Nachrichtenquelle: globenewswire
28.09.2020, 22:11  |  104   |   |   

TORONTO, Sept. 28, 2020 (GLOBE NEWSWIRE) -- VVC Exploration Corporation ("VVC" or the "Company") (TSX-V:VVC) announces the following:

Q2 Financials

The Company's unaudited Financials for the Quarter Ended July 31, 2020 and the accompanying Management's Discussion and Analysis were filed on SEDAR on September 25 and will be uploaded to the Company's website.

Private Placement Financing

VVC has closed subscriptions on a non-brokered private placement of units of the Company at a price of CA$0.05 per Unit, whereby each Unit consists of one common share ("Share") and one common share purchase warrant ("Warrant") entitling the holder to purchase one additional Share of the Company for a period of three years from Closing, at an exercise price of CA$0.075 per share. Aggregate subscriptions amount to CA$2,876,310 (or US$2,177,000) representing 57,526,200 Units. One insider, the COB of the Company, subscribed for US$50,000. The Company will pay a Finder's Fee of US$52,150 to two arm's length finders, of which US$8,400 will be paid in cash and the balance will be settled by the issuance of 1,169,500 Shares and Warrants.
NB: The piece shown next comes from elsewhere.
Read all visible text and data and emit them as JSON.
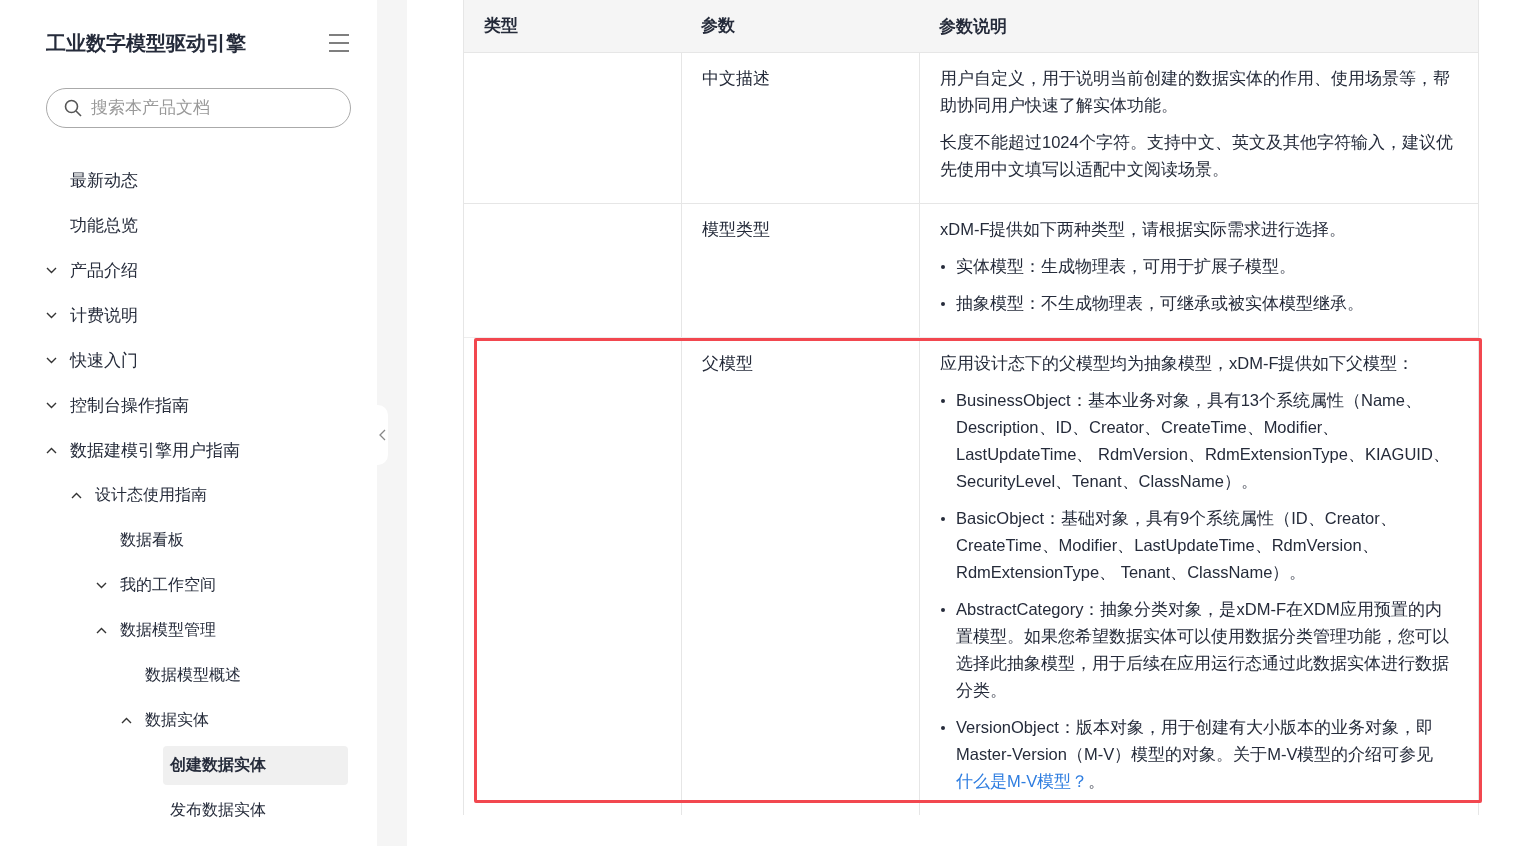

The Company expects to close the Private Placement on September 30, subject to the final acceptance of the TSXV. All securities to be issued pursuant to the offering will be subject to the applicable statutory, exchange and regulatory hold period of four months and any other required resale restrictions. The securities to be issued have not and will not be registered under the US Securities Act of 1933, as amended, or any state securities laws.
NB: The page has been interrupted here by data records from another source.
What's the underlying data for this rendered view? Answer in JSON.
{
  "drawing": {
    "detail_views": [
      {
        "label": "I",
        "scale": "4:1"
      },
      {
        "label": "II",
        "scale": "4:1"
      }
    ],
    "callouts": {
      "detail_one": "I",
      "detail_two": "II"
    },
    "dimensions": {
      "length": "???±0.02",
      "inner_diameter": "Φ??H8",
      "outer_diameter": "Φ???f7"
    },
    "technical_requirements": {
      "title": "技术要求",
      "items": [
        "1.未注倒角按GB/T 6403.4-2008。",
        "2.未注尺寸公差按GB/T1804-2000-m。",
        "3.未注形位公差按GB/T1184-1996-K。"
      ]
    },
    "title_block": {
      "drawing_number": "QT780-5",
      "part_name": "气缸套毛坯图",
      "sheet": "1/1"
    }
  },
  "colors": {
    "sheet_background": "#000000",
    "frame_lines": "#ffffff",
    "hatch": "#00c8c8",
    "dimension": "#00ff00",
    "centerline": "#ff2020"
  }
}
Net proceeds of the Financing, after paying the general costs of the issue and the cash portion of the Finder's Fee, will be used as needed for (a) development on the Kaity Property in Chihuahua, Mexico, including costs associated with various permits, metallurgical bench testing of the copper mineralization, and investigation, evaluation, planning and implementation of the Gloria Pilot Mining Project, (b) property option payments in Mexico, (c) reserve for future acquisitions, (d) current accounts payable, (e) general administrative expenses, and (f) working capital.

Debt Conversion

In conjunction with the Private Placement Financing, the Company is also settling an aggregate $91,205 of indebtedness by the issuance 1,824,100 Shares and 879,800 Warrants (collectively the "Units"). The Units being issued, the terms of the Warrants included in the Units and the applicable resale restrictions will the same as those for the Units issued through the Private Placement. One insider, the CEO of the Company is participating by converting $47,215 owed to him, however he will not receive any Warrants.